Почти сто лет держалось увлечение цыганской песней. Недаром же этому увлечению отдали искреннюю и страстную дань два самых великих русских человека девятнадцатого столетия: один – озаривший его начало, другой – увенчавший его конец. Один – Пушкин, другой – Толстой.
Совсем недавно, всего лишь несколько дней тому назад, какой-то внимательный поклонник светлой памяти Пушкина нашел наконец знаменитый нащокинский домик. История этого домика, конечно, известна каждому. Павел Воинович Нащокин, друг молодого Пушкина, из барской прихоти выстроил и постоянно украшал, со свойственной ему широтою натуры, оригинальную игрушку, точную копию своего московского двухэтажного дома, копию, которая свободно умещалась на ломберном столе.
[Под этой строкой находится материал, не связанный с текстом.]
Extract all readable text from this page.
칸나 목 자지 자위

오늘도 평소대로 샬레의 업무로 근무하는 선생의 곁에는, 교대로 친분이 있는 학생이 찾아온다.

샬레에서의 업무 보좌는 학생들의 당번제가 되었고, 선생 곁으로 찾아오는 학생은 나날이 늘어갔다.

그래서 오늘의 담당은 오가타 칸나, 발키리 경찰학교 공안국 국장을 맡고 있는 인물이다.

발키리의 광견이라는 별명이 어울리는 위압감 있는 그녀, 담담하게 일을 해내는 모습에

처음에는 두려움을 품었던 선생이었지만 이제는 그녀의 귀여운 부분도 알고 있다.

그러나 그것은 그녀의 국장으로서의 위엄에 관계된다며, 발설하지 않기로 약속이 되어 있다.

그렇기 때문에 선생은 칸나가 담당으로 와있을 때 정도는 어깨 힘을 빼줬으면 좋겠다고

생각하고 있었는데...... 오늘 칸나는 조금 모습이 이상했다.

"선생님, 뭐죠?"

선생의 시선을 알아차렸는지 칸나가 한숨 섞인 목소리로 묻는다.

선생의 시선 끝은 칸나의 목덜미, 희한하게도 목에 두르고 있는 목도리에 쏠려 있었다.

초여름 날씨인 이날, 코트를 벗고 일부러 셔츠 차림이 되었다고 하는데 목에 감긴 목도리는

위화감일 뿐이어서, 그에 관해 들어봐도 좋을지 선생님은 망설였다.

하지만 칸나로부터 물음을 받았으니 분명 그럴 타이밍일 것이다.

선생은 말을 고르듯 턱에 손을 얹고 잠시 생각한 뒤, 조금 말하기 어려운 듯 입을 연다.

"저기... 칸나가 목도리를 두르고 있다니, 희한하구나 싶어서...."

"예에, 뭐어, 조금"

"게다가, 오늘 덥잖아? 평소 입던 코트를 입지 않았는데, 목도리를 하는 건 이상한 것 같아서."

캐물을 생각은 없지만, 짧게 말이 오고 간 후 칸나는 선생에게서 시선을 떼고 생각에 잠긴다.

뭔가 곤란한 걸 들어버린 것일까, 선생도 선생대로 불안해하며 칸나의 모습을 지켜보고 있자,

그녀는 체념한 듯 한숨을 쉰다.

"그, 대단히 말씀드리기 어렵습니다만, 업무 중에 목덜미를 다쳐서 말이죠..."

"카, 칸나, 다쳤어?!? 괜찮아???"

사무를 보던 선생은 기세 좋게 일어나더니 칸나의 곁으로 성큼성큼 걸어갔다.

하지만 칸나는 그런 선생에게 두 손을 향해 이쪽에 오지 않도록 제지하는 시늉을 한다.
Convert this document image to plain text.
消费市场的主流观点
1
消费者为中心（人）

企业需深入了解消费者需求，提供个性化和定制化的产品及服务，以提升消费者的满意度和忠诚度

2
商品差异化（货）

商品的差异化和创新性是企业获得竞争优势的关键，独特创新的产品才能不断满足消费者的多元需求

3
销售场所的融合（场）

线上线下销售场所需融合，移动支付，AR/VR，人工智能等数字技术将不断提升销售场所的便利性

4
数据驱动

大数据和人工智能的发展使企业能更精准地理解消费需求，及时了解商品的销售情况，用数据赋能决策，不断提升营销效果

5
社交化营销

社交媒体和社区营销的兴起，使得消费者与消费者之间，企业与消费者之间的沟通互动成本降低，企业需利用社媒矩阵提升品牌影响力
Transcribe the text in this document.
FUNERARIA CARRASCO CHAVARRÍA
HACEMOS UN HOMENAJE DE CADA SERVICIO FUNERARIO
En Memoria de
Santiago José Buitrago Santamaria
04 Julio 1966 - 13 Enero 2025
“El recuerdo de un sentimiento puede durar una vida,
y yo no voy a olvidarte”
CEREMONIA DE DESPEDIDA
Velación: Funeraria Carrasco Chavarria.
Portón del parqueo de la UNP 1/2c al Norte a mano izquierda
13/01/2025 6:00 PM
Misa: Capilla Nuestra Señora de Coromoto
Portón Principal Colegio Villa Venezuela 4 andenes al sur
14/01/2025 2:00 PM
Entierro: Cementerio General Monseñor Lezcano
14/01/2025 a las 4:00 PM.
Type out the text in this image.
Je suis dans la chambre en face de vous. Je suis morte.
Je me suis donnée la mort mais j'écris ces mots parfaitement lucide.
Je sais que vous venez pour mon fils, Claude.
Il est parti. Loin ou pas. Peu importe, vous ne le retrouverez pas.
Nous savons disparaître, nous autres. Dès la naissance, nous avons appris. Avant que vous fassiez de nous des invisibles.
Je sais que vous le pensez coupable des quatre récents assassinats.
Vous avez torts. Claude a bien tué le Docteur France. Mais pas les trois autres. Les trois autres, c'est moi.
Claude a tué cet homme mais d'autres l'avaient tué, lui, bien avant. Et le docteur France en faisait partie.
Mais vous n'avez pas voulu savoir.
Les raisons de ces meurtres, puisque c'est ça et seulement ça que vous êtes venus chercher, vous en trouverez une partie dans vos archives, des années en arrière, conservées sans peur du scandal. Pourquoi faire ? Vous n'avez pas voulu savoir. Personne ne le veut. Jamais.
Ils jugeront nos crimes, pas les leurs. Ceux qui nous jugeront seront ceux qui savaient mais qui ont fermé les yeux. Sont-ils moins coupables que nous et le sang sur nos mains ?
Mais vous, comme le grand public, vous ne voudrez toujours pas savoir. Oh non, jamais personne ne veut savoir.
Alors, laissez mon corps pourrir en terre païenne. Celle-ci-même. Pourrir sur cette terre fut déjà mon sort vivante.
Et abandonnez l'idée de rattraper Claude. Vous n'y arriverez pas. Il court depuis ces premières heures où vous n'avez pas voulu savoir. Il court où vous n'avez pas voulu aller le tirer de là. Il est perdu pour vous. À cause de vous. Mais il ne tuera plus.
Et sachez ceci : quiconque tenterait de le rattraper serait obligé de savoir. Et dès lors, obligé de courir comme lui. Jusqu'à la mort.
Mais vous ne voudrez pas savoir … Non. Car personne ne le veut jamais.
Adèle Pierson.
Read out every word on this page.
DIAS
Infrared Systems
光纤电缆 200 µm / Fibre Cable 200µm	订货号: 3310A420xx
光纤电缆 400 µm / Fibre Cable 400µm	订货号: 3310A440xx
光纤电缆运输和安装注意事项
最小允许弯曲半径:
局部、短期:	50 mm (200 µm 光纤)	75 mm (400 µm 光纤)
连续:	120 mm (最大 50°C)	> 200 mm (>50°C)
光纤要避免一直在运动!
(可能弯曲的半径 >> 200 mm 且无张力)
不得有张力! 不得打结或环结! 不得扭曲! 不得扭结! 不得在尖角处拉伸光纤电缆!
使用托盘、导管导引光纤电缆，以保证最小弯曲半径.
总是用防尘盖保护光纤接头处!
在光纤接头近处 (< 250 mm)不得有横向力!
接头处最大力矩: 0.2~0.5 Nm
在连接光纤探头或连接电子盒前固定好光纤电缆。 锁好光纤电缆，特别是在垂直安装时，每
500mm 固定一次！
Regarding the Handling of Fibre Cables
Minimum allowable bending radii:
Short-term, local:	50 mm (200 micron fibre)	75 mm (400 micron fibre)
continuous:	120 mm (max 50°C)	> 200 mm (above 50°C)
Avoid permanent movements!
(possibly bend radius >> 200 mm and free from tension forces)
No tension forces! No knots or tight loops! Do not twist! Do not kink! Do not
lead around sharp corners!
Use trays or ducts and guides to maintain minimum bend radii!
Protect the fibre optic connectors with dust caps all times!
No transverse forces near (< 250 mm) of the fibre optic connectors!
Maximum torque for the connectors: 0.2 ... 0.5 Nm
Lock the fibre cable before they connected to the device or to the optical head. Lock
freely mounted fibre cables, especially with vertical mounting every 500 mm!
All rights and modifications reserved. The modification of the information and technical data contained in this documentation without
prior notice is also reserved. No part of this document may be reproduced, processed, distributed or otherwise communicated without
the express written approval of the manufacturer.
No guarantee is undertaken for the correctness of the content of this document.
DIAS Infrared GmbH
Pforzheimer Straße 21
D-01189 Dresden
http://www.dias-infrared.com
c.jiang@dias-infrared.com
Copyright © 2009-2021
Конечно, эта вещь драгоценна как памятник старины и кропотливого искусства, но она несравненно более дорога нам как почти живое свидетельство той обстановки, мебели, забав, безобидных кутежей, цыганского пения, беззаботных шуток и в то же время внимательной и истинной дружбы – словом, той среды, в которой попросту и так охотно жил Пушкин. И мне кажется, что за жизнью этого человека, ушедшего больше чем за историю – в легенду, гораздо точнее и любовнее можно следить по нащокинскому домику, чем по современным ему портретам, бюстам и даже по его посмертной маске.
Вот бильярдная, где один из игроков мелит кий, а другой – играет. Позы и костюмы игроков сделаны так искусно, что производят совсем живое впечатление. Вот столовая, кухня, винный погреб, гостиная, и каждая деталь поражает вниманием, терпением и тщательной обработкой. Все, начиная от человеческих фигур и кончая обыкновенной обеденной утварью, соблюдено тщательно и любовно.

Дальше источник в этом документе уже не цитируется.